In China, where the coronavirus emerged in December last year, the Wood Mackenzie analysts point out that overall car sales were down 21% in January this year compared with 2019. By the end of February those sales were down 80%. But for EVs, sales were down 54% in January and 90% in February. They chalk that up to the potential customers’ heebie-jeebies about both the effects of the pandemic and nervousness about buying an expensive new machine using technology with which they are neither familiar nor comfortable.
“Most new EV buyers are still first-time owners of the technology,” the Wood Mackenzie team writes. “The uncertainty and fear created by the outbreak has made consumers less inclined to adopt a new technology. Once the epidemic is contained in China, we suspect consumers will flock back to car dealers and reaffirm their confidence in EVs.” They predict the previous demand levels will return by November and in Europe by December. But in the United States, where the explosion of COVID-19 began two months after China’s, there will still be a 30% lag in EV demand over 2019, they predict.
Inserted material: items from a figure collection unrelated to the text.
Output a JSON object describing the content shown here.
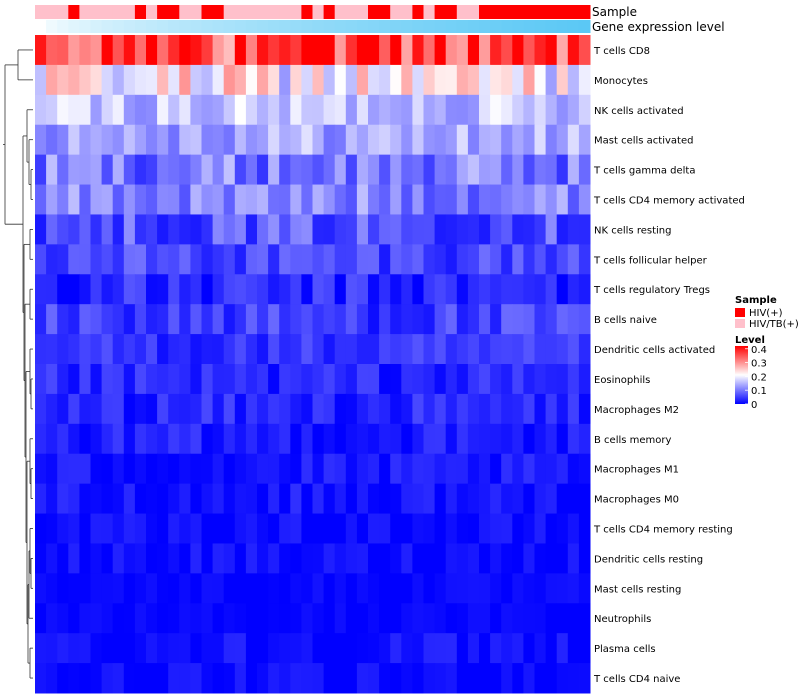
{
  "chart_data": {
    "type": "heatmap",
    "title": "",
    "rows": [
      "T cells CD8",
      "Monocytes",
      "NK cells activated",
      "Mast cells activated",
      "T cells gamma delta",
      "T cells CD4 memory activated",
      "NK cells resting",
      "T cells follicular helper",
      "T cells regulatory  Tregs",
      "B cells naive",
      "Dendritic cells activated",
      "Eosinophils",
      "Macrophages M2",
      "B cells memory",
      "Macrophages M1",
      "Macrophages M0",
      "T cells CD4 memory resting",
      "Dendritic cells resting",
      "Mast cells resting",
      "Neutrophils",
      "Plasma cells",
      "T cells CD4 naive"
    ],
    "n_columns": 50,
    "annotations": {
      "sample_label": "Sample",
      "expression_label": "Gene expression level",
      "sample_groups": [
        "HIV/TB(+)",
        "HIV/TB(+)",
        "HIV/TB(+)",
        "HIV(+)",
        "HIV/TB(+)",
        "HIV/TB(+)",
        "HIV/TB(+)",
        "HIV/TB(+)",
        "HIV/TB(+)",
        "HIV(+)",
        "HIV/TB(+)",
        "HIV(+)",
        "HIV(+)",
        "HIV/TB(+)",
        "HIV/TB(+)",
        "HIV(+)",
        "HIV(+)",
        "HIV/TB(+)",
        "HIV/TB(+)",
        "HIV/TB(+)",
        "HIV/TB(+)",
        "HIV/TB(+)",
        "HIV/TB(+)",
        "HIV/TB(+)",
        "HIV(+)",
        "HIV/TB(+)",
        "HIV(+)",
        "HIV/TB(+)",
        "HIV/TB(+)",
        "HIV/TB(+)",
        "HIV(+)",
        "HIV(+)",
        "HIV/TB(+)",
        "HIV/TB(+)",
        "HIV(+)",
        "HIV/TB(+)",
        "HIV(+)",
        "HIV(+)",
        "HIV/TB(+)",
        "HIV/TB(+)",
        "HIV(+)",
        "HIV(+)",
        "HIV(+)",
        "HIV(+)",
        "HIV(+)",
        "HIV(+)",
        "HIV(+)",
        "HIV(+)",
        "HIV(+)",
        "HIV(+)"
      ],
      "expression_range": [
        0,
        1
      ]
    },
    "legend": {
      "sample_title": "Sample",
      "sample_entries": [
        {
          "label": "HIV(+)",
          "color": "#ff0000"
        },
        {
          "label": "HIV/TB(+)",
          "color": "#ffc0cb"
        }
      ],
      "level_title": "Level",
      "level_ticks": [
        "0.4",
        "0.3",
        "0.2",
        "0.1",
        "0"
      ],
      "level_range": [
        0,
        0.42
      ],
      "position": "right"
    },
    "colors": {
      "low": "#0000ff",
      "mid": "#ffffff",
      "high": "#ff0000",
      "expr_low": "#ffffff",
      "expr_high": "#5bc8f5"
    },
    "row_means": [
      0.33,
      0.21,
      0.16,
      0.14,
      0.1,
      0.11,
      0.07,
      0.06,
      0.03,
      0.05,
      0.04,
      0.03,
      0.03,
      0.02,
      0.015,
      0.015,
      0.008,
      0.01,
      0.005,
      0.004,
      0.012,
      0.006
    ],
    "row_spread": [
      0.08,
      0.09,
      0.05,
      0.05,
      0.06,
      0.05,
      0.05,
      0.04,
      0.04,
      0.04,
      0.03,
      0.03,
      0.03,
      0.03,
      0.025,
      0.025,
      0.02,
      0.02,
      0.012,
      0.01,
      0.025,
      0.02
    ]
  }
}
Auto manufacturers’ thinking can be seen in GM’s decision to offer a $10,000 discount on its Chevy Bolt, an all-electric EV with a 259-mile range. That’s a quarter of its pre-COVID-19 price. In addition, longtime automakers that are just now making their first foray into the EV market have announced that models they had planned to launch in the next 12 months will be rolled out over several years. For instance, Ford’s Mustang Mach-E was launched in November 2019. But you can’t buy one until sometime in the first half of 2021. Given that automakers have suspended manufacture of vehicles and are instead making medical equipment to fight COVID-19, how long before the assembly lines start rolling again is a major unknown.
Most of the retreat in new models occurred before COVID-19 was an issue. David Ferris at E&E News reports (paywall) that automakers in the United States now have less incentive to move aggressively in EV manufacture because of White House actions. In a move that, like so many recent policy changes has sparked litigation, the Trump regime has sought to roll back stricter fuel economy standards developed during President Barack Obama’s first year in office. And before COVID-19 attacked, European and U.S. automakers had decided to slow down the introduction of new models until 2021 or later.
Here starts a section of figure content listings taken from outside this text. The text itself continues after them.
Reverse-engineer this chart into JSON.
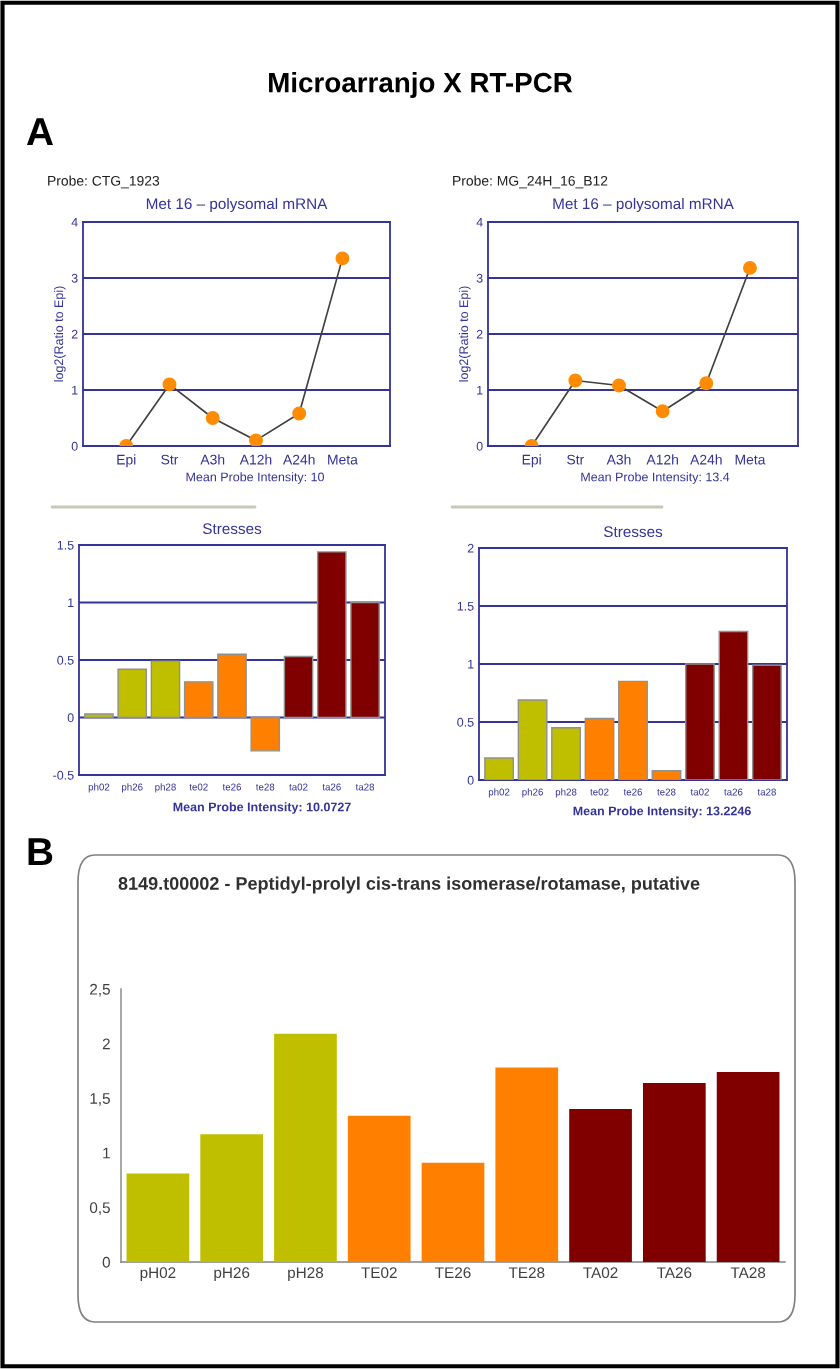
{
  "chart_data": [
    {
      "type": "line",
      "title": "Met 16 – polysomal mRNA",
      "subtitle": "Probe: CTG_1923",
      "ylabel": "log2(Ratio to Epi)",
      "annotations": [
        "Microarranjo X RT-PCR",
        "A",
        "Mean Probe Intensity: 10"
      ],
      "categories": [
        "Epi",
        "Str",
        "A3h",
        "A12h",
        "A24h",
        "Meta"
      ],
      "series": [
        {
          "color": "#ff8c00",
          "values": [
            0,
            1.1,
            0.5,
            0.1,
            0.58,
            3.35
          ]
        }
      ],
      "ylim": [
        0,
        4
      ],
      "yticks": [
        0,
        1,
        2,
        3,
        4
      ],
      "grid": "y",
      "marker": "circle"
    },
    {
      "type": "line",
      "title": "Met 16 – polysomal mRNA",
      "subtitle": "Probe: MG_24H_16_B12",
      "ylabel": "log2(Ratio to Epi)",
      "annotations": [
        "Mean Probe Intensity: 13.4"
      ],
      "categories": [
        "Epi",
        "Str",
        "A3h",
        "A12h",
        "A24h",
        "Meta"
      ],
      "series": [
        {
          "color": "#ff8c00",
          "values": [
            0,
            1.17,
            1.08,
            0.62,
            1.12,
            3.18
          ]
        }
      ],
      "ylim": [
        0,
        4
      ],
      "yticks": [
        0,
        1,
        2,
        3,
        4
      ],
      "grid": "y",
      "marker": "circle"
    },
    {
      "type": "bar",
      "title": "Stresses",
      "annotations": [
        "Mean Probe Intensity: 10.0727"
      ],
      "categories": [
        "ph02",
        "ph26",
        "ph28",
        "te02",
        "te26",
        "te28",
        "ta02",
        "ta26",
        "ta28"
      ],
      "values": [
        0.03,
        0.42,
        0.49,
        0.31,
        0.55,
        -0.29,
        0.53,
        1.44,
        1.0
      ],
      "colors": [
        "#bfbf00",
        "#bfbf00",
        "#bfbf00",
        "#ff8000",
        "#ff8000",
        "#ff8000",
        "#800000",
        "#800000",
        "#800000"
      ],
      "ylim": [
        -0.5,
        1.5
      ],
      "yticks": [
        -0.5,
        0,
        0.5,
        1,
        1.5
      ],
      "grid": "y"
    },
    {
      "type": "bar",
      "title": "Stresses",
      "annotations": [
        "Mean Probe Intensity: 13.2246"
      ],
      "categories": [
        "ph02",
        "ph26",
        "ph28",
        "te02",
        "te26",
        "te28",
        "ta02",
        "ta26",
        "ta28"
      ],
      "values": [
        0.19,
        0.69,
        0.45,
        0.53,
        0.85,
        0.08,
        1.0,
        1.28,
        0.99
      ],
      "colors": [
        "#bfbf00",
        "#bfbf00",
        "#bfbf00",
        "#ff8000",
        "#ff8000",
        "#ff8000",
        "#800000",
        "#800000",
        "#800000"
      ],
      "ylim": [
        0,
        2
      ],
      "yticks": [
        0,
        0.5,
        1,
        1.5,
        2
      ],
      "grid": "y"
    },
    {
      "type": "bar",
      "title": "8149.t00002 - Peptidyl-prolyl cis-trans isomerase/rotamase, putative",
      "annotations": [
        "B"
      ],
      "categories": [
        "pH02",
        "pH26",
        "pH28",
        "TE02",
        "TE26",
        "TE28",
        "TA02",
        "TA26",
        "TA28"
      ],
      "values": [
        0.81,
        1.17,
        2.09,
        1.34,
        0.91,
        1.78,
        1.4,
        1.64,
        1.74
      ],
      "colors": [
        "#bfbf00",
        "#bfbf00",
        "#bfbf00",
        "#ff8000",
        "#ff8000",
        "#ff8000",
        "#800000",
        "#800000",
        "#800000"
      ],
      "ylim": [
        0,
        2.5
      ],
      "yticks": [
        0,
        {
          "value": 0.5,
          "label": "0,5"
        },
        1,
        {
          "value": 1.5,
          "label": "1,5"
        },
        2,
        {
          "value": 2.5,
          "label": "2,5"
        }
      ]
    }
  ]
}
Nonetheless, Chandrasekaran says, “The shift towards sustainability is the driving force behind the electrification of transport. Uncertainty caused by the oil price war and global catastrophes will only serve to strengthen that resolve, not deter it.”
While Cross agrees that the short term will be tough, he takes the view that advantages of EVs over conventional vehicles, along with state mandates to reduce greenhouse gases, will spur sales growth once the pandemic has passed. Included in the benefits, he notes, is that while EVs are more expensive to buy, their operating costs are 2.3 times cheaper to operate than gas-powered vehicles. Moreover, electric vehicles cut greenhouse gas emissions by as much as 70%. That matters since 4 out of 10 Americans—a disproportionate percentage of them poor and people of color—live in areas with unhealthy levels of air pollution, the bulk of it from auto emissions.
While there has been resistance from cobwebbed politicians to establish policies friendly to electric vehicles, and reluctance from many car shoppers to choose an EV, a study in England found that the impacts of COVID-19, including air quality improvements from stay-at-home policies, led to 45% of respondents to say they are reconsidering their views about EV options, with 19% saying their next car would be an EV, and 26% saying they would buy one in the next five years.
As usual with any transition, much less one whose options have been temporarily corralled by a pandemic, the move to electrified transportation will have its hiccups. With EVs only making up 2.5% of the global vehicle market in 2019, that transition has a long way to go. But in 2018, it was only 2.3%.